Jared si ritrovò di colpo con la testa sott'acqua ed il mondo sottosopra; si agitò furiosamente per tornare a galla, mirando alla poca luce che si intravedeva oltre la superficie, muovendo scoordinatamente gli arti e spuntando dopo parecchio oltre l'acqua sporca che riempiva la strada, troppo alta per lui.
«Jensen! Jensen!» era difficile sentirlo tra i rumori della strada e sotto la pioggia.
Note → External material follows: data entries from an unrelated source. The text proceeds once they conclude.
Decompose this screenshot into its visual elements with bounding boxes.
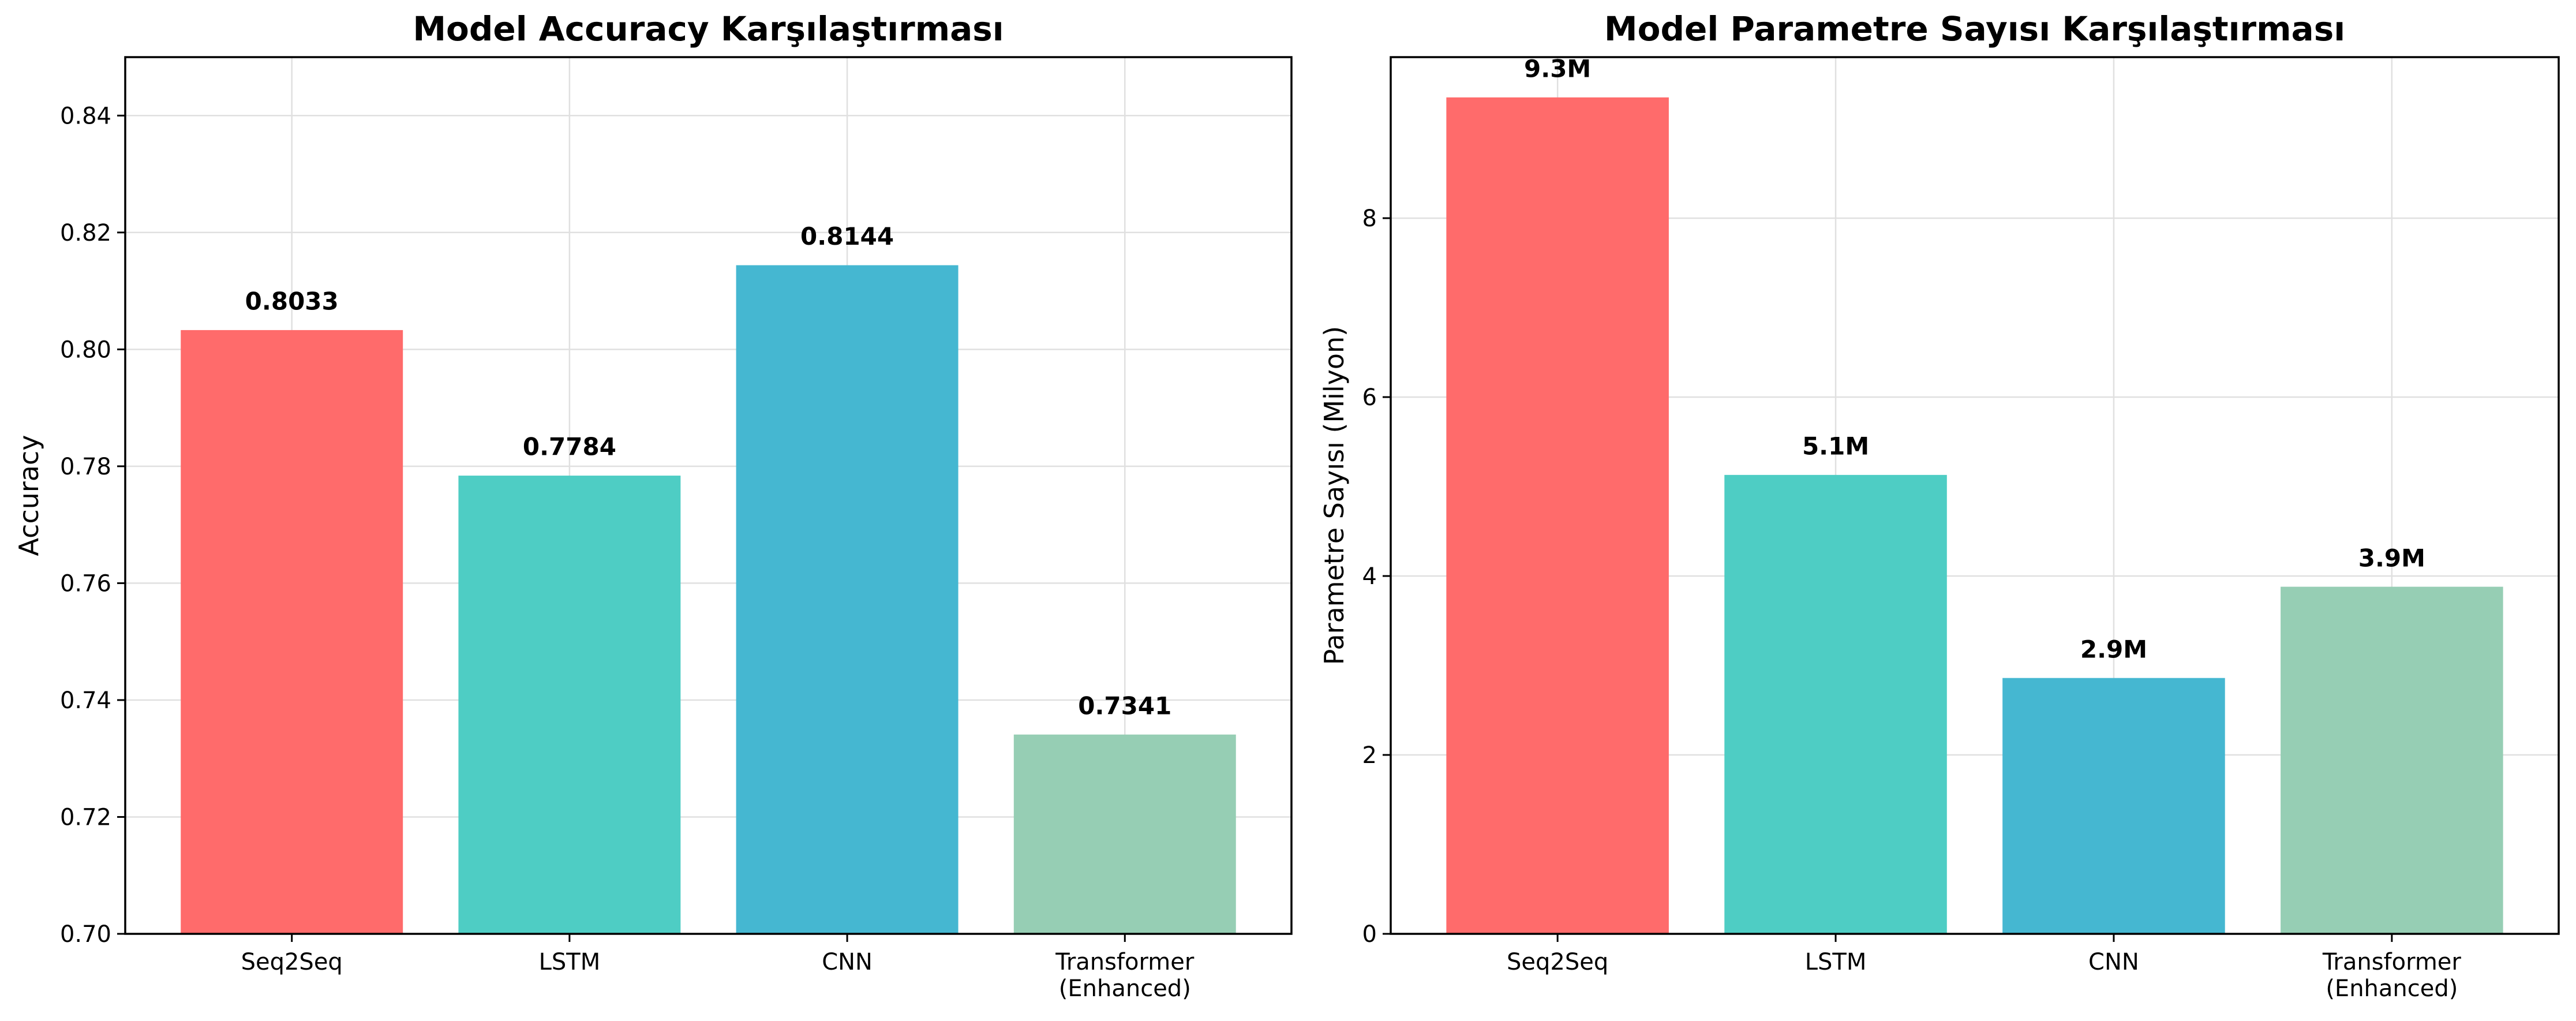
y-tick-label: 0.82 xyxy=(60,220,111,246)
bar-transformer xyxy=(2281,586,2503,934)
y-tick-label: 0.84 xyxy=(60,103,111,129)
bar-value-label: 2.9M xyxy=(2080,635,2147,663)
y-tick-label: 8 xyxy=(1362,205,1377,232)
y-tick-label: 0.74 xyxy=(60,687,111,714)
y-tick-label: 0.76 xyxy=(60,570,111,597)
x-tick-label: CNN xyxy=(822,949,873,975)
y-tick-label: 0 xyxy=(1362,921,1377,948)
y-tick-label: 4 xyxy=(1362,563,1377,590)
parameter-count-chart: 9.3M 5.1M 2.9M 3.9M 0 2 4 6 8 Seq2Seq LSTM CNN Trans… xyxy=(1319,9,2560,1002)
y-tick-label: 0.72 xyxy=(60,804,111,831)
x-tick-label: Transformer xyxy=(2322,949,2462,975)
x-tick-label: Seq2Seq xyxy=(1507,949,1608,975)
bar-value-label: 0.7784 xyxy=(523,433,616,461)
x-tick-label: Seq2Seq xyxy=(241,949,343,975)
bar-seq2seq xyxy=(1446,97,1669,934)
y-tick-label: 0.80 xyxy=(60,336,111,363)
bar-value-label: 5.1M xyxy=(1802,432,1869,461)
x-tick-label: (Enhanced) xyxy=(1059,975,1191,1002)
bar-transformer xyxy=(1013,734,1236,934)
bar-value-label: 0.8144 xyxy=(800,222,894,250)
bar-cnn xyxy=(2002,678,2225,934)
bar-lstm xyxy=(1724,474,1947,934)
bar-value-label: 9.3M xyxy=(1524,54,1591,83)
y-tick-label: 0.70 xyxy=(60,921,111,948)
x-tick-label: Transformer xyxy=(1055,949,1195,975)
y-axis-label: Parametre Sayısı (Milyon) xyxy=(1319,326,1350,665)
bar-value-label: 0.8033 xyxy=(245,287,339,316)
x-tick-label: LSTM xyxy=(1805,949,1867,975)
y-tick-label: 6 xyxy=(1362,384,1377,411)
bar-value-label: 0.7341 xyxy=(1078,691,1171,720)
x-tick-label: CNN xyxy=(2088,949,2139,975)
y-axis-label: Accuracy xyxy=(13,435,44,556)
x-tick-label: (Enhanced) xyxy=(2326,975,2458,1002)
plot-frame xyxy=(1390,56,2560,935)
bar-value-label: 3.9M xyxy=(2358,544,2425,572)
chart-title: Model Accuracy Karşılaştırması xyxy=(413,9,1004,48)
x-tick-label: LSTM xyxy=(539,949,601,975)
y-tick-label: 0.78 xyxy=(60,454,111,480)
bar-lstm xyxy=(458,476,681,934)
bar-seq2seq xyxy=(181,330,403,934)
chart-title: Model Parametre Sayısı Karşılaştırması xyxy=(1604,9,2345,48)
accuracy-chart: 0.8033 0.7784 0.8144 0.7341 0.70 0.72 0.74 0.76… xyxy=(13,9,1293,1002)
y-tick-label: 2 xyxy=(1362,742,1377,769)
bar-cnn xyxy=(736,265,958,934)
plot-frame xyxy=(124,56,1293,935)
Non vedeva niente, solo bagliori bianchi di fari che lo accecavano e poi gli passavano accanto agitando di più l'acqua che lo trascinava di nuovo altrove, sbattendolo contro il bordo alto del marciapiede.
Poi, d'un tratto, vide spuntare dall'acqua un ciuffetto biondiccio, di una sfumatura che stava tra l'aranciato ed il castano.
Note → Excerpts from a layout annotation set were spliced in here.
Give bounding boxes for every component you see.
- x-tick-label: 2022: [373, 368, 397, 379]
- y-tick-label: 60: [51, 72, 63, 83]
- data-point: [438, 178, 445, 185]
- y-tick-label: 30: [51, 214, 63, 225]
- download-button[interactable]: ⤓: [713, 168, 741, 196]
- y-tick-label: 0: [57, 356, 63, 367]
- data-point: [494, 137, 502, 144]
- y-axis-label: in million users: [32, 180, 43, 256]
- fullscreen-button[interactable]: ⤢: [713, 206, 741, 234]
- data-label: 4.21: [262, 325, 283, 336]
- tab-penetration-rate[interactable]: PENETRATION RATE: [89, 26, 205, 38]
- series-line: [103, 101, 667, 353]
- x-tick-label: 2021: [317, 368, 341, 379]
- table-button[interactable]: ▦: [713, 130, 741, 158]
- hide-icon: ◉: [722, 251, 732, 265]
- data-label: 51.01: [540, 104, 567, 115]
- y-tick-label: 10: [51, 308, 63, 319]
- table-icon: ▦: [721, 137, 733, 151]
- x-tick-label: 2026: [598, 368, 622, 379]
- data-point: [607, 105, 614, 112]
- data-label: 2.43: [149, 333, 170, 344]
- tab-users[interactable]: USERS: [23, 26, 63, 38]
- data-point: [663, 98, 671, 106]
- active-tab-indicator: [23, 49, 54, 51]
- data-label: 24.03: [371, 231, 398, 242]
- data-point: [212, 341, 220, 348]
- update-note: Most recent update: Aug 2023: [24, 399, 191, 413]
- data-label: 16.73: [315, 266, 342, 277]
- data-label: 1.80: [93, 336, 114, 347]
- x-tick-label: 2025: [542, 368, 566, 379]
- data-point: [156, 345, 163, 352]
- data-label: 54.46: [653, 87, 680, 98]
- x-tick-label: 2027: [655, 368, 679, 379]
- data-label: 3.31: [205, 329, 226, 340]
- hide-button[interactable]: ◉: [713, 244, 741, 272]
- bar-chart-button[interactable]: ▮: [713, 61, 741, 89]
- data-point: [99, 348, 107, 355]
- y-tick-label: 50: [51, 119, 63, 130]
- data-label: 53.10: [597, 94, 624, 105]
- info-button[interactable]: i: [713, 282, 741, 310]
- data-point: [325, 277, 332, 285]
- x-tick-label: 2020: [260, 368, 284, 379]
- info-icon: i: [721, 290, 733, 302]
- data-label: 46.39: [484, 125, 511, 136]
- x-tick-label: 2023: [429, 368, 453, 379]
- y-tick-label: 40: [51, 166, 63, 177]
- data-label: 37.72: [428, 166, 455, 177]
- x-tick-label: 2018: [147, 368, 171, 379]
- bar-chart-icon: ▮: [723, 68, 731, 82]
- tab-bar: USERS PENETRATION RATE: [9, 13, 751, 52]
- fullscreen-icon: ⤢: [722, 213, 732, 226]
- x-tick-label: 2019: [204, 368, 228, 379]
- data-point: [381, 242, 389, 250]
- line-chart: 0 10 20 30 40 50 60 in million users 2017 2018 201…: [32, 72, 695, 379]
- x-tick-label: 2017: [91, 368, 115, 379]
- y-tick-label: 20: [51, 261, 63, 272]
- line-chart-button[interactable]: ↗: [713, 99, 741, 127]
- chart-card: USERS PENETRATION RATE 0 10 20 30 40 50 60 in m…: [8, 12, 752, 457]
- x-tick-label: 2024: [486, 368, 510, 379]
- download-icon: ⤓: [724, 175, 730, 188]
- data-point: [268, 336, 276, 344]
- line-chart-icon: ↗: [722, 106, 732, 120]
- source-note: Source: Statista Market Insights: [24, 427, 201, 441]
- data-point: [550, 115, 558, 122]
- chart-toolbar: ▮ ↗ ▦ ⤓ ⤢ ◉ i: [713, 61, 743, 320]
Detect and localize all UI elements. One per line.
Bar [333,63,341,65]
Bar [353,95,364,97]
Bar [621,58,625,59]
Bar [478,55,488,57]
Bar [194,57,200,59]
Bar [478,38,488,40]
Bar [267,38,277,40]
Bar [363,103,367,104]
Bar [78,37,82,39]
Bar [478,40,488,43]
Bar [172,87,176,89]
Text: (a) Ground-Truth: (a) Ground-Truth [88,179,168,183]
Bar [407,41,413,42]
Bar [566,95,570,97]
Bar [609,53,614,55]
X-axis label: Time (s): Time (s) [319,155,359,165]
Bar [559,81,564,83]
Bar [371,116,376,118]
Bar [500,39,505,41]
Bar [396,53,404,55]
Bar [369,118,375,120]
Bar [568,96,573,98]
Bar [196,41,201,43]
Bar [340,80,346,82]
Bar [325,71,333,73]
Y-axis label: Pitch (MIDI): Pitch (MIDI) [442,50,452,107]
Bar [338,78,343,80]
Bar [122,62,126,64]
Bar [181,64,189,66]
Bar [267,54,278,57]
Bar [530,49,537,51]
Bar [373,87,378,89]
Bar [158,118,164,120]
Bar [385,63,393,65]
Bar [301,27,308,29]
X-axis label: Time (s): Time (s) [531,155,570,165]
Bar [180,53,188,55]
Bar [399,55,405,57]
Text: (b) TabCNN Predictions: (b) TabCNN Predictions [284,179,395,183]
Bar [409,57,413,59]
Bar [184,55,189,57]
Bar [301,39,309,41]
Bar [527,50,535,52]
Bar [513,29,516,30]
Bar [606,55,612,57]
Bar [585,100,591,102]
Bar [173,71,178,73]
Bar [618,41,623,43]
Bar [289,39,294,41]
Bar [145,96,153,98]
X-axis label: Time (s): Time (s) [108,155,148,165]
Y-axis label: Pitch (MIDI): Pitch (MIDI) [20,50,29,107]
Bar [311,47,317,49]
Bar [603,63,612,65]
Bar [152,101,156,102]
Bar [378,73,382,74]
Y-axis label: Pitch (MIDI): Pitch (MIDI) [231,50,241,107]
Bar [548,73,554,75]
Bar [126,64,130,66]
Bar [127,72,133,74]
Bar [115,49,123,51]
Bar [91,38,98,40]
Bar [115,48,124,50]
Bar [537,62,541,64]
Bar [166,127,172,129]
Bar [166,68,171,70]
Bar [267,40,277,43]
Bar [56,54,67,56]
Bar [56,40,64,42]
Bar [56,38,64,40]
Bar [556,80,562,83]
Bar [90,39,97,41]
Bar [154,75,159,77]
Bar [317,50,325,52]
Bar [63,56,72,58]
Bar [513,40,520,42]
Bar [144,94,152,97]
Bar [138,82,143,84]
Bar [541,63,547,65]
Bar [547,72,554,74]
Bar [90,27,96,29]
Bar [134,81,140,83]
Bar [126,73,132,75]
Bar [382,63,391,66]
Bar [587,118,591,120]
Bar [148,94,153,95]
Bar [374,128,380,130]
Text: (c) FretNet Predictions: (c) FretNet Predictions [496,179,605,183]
«Jensen!» urlò ancora, riconoscendolo, Cercò di nuotare in quella direzione, arrancando fino ad arrivargli vicino per afferrarlo con i denti, con le zampe, spingendolo fuori dall'acqua con il muso, continuamente sballottolato da una parte all'altra, finché un'ondata più forte non li sbatté nel mezzo della strada, proprio quando un enorme scatola di metallo nero li puntò con due occhi bianchi e luminosi.
Jared miagolò, implorandolo di fermarsi, cercando di coprire il corpicino di Jensen con il proprio.
Ma cos'avrebbe potuto fare un minuscolo gattino contro un'auto?
«DEAN FRENA!»
La voce di Sam era rimbombata nell'abitacolo dell'Impala e Dean inchiodò di colpo in mezzo alla strada, facendo stridere i freni della propria bambina.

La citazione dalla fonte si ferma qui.